Emma D'Arcy, star of HBO's 'House of the Dragon,' has been cast as the lead in 'Last Train Home,' a magical realist short film about dying from director Jessi Gutch. The project draws from Gutch's personal experience with incurable ovarian cancer and explores death as a multifaceted human experience. Production is currently seeking financing with a budget of £72,000.
Emma D'Arcy will portray Eve in 'Last Train Home,' a U.K. short film directed by Jessi Gutch. The story follows Eve as she reconnects with a childhood friend positioned between the living and the dead, alternating between a hospice bed and a steam train filled with ghosts. Makers describe it as a 'coming-of-death' narrative, aiming to depict dying as an extended process rather than a single moment.
Gutch's project stems from her 2019 diagnosis of ovarian cancer at age 27, which had spread to her liver and spleen. She underwent chemotherapy alongside terminally ill patients and faced an incurable recurrence during the 2020 lockdown. This inspired her earlier semi-autobiographical short 'The Forgotten C,' directed by Molly Manning Walker and nominated for a BIFA award. Gutch has since explored spiritual aspects of death, including deathbed visions, without relying on religious frameworks. The film took shape during a residency at Prospect Cottage in Dungeness, a remote coastal site once home to artist Derek Jarman, influencing its visual and thematic elements.
Donna McKevitt, a Jarman collaborator who contributed to his album 'Translucence' and film 'Blue,' is composing the score. The film is co-produced by Cat Marshall of Commonplace Films and Victoria Emslie of Primetime under Last Train Home Ltd.

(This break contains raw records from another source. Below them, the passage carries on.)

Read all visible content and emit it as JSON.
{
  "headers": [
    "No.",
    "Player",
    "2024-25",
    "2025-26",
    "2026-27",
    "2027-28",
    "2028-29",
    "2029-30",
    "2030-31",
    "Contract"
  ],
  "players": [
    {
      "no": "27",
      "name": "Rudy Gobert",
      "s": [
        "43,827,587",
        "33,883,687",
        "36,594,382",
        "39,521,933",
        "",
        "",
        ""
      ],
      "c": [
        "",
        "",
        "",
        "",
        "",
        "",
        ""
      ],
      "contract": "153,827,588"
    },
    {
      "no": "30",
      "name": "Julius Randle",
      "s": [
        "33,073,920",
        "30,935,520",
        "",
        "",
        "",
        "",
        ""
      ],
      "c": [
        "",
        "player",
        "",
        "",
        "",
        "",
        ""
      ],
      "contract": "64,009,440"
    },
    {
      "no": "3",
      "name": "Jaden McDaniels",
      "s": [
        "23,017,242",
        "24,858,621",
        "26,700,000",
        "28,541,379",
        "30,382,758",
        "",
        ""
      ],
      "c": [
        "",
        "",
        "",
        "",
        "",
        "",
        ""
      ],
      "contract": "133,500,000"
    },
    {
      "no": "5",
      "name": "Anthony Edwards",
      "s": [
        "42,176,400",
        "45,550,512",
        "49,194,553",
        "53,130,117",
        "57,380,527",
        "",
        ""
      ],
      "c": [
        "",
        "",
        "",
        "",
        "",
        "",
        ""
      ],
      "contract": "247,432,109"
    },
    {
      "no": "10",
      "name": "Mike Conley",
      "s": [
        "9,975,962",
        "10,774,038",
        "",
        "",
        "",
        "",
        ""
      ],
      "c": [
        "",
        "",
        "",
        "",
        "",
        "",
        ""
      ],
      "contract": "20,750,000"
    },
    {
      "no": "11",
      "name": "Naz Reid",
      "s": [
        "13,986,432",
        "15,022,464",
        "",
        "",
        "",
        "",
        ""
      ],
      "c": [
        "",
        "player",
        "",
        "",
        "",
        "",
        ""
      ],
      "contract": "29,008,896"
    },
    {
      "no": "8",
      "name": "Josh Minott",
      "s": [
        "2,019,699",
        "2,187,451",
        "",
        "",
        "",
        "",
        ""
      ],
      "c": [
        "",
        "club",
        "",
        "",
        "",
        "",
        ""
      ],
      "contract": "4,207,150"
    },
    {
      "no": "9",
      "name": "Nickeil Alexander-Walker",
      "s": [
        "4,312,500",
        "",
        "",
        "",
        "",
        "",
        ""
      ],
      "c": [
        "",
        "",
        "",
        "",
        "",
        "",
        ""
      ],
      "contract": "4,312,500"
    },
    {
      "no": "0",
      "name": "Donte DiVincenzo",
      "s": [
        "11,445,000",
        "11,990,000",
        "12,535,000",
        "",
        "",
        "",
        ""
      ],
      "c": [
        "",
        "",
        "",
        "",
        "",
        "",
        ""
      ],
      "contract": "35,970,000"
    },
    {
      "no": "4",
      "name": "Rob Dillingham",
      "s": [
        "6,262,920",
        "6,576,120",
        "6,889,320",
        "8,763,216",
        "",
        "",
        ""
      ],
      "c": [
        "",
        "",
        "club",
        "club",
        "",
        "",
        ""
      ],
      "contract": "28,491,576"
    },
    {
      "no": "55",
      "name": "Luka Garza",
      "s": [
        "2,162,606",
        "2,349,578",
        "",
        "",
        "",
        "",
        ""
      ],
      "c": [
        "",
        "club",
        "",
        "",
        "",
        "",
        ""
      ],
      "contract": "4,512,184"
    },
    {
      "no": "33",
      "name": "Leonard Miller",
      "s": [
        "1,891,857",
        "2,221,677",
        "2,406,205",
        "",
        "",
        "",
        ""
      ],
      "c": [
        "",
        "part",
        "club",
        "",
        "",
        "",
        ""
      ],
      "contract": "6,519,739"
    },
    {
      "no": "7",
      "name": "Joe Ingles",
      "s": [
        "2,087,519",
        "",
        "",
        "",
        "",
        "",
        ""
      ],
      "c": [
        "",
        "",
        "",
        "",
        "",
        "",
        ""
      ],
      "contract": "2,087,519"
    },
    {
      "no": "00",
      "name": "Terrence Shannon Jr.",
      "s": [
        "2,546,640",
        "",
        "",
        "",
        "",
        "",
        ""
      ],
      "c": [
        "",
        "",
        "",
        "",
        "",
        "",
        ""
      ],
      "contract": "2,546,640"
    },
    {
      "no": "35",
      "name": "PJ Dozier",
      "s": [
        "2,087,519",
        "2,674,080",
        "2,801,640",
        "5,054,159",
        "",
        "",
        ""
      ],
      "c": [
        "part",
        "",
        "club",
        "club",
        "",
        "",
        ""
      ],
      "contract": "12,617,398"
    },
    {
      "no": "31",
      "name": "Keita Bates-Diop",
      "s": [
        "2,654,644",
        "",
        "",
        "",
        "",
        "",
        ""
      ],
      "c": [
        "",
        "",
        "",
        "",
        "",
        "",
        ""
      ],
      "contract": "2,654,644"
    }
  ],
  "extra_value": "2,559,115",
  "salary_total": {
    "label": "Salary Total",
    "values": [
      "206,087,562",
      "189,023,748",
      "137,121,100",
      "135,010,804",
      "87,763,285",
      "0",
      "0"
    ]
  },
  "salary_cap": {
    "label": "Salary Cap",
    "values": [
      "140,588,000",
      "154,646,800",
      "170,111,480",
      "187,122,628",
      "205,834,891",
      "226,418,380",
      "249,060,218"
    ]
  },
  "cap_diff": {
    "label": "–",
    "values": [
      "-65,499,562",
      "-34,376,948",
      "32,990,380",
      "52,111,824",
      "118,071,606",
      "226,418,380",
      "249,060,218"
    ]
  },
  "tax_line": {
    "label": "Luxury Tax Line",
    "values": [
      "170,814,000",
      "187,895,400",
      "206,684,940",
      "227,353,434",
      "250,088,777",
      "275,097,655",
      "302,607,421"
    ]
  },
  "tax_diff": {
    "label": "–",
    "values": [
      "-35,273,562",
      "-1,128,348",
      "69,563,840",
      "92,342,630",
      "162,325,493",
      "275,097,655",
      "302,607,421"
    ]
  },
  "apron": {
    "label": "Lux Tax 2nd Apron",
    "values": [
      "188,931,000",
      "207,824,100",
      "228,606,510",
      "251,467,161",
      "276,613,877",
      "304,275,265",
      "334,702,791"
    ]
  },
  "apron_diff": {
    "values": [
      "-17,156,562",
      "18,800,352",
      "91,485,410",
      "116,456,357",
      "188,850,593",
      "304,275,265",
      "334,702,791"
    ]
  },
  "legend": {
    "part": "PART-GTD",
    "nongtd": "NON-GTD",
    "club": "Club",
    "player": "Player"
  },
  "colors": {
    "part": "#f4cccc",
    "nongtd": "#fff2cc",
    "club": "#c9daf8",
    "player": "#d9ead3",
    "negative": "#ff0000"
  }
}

It has fiscal sponsorship from Breaking Through the Lens, supporting gender equality in film.
The creative team includes casting director Shaheen Baig ('Peaky Blinders: The Immortal Man'), cinematographer Nathalie Pitters (BAFTA Breakthrough 2025 honoree), production designer Lucie Red, editor Nse Asuquo, and sound designer Ines Adriana. Shoshana Ungerleider, M.D., executive producer of Oscar-nominated documentaries 'End Game' and 'Extremis,' is on board. Molinare provides post-production support, and Panavision supplies cameras.
To address industry challenges, the production commits to 7+1 hour shoot days and End of Life Doula U.K. support for cast and crew, responding to mental health pressures noted in a Film & TV Charity survey. Gutch stated, 'Cinema almost entirely avoids the dying process, reducing it to a final gasp or an act of bloody violence. But death is layered, messy, frightening, beautiful and often profoundly connective. This film exists because I’ve lived inside that space, and because so few stories allow us to stay there.' Emslie added, ''Last Train Home' is not just a film, it is an invitation into the freedom that comes from remembering how to live through accepting one’s mortality.' Marshall noted the project's aim to challenge perceptions of death and industry norms. Ungerleider said, 'Projects like 'Last Train Home' open a space we rarely allow ourselves to enter,' inviting curiosity and humanity toward dying.
Breaking Through the Lens CEO Daphne Schmon called it 'brave, values-led filmmaking' with Gutch's 'rare tenderness and honesty.' The film follows Gutch's documentary 'Blue Has No Borders,' which premiered at Sheffield DocFest 2025, and her developing feature 'My Cells Are Trying to Kill Me' with the BFI. It won The Pitch Fund’s Best Drama Prize and was a finalist in other funds.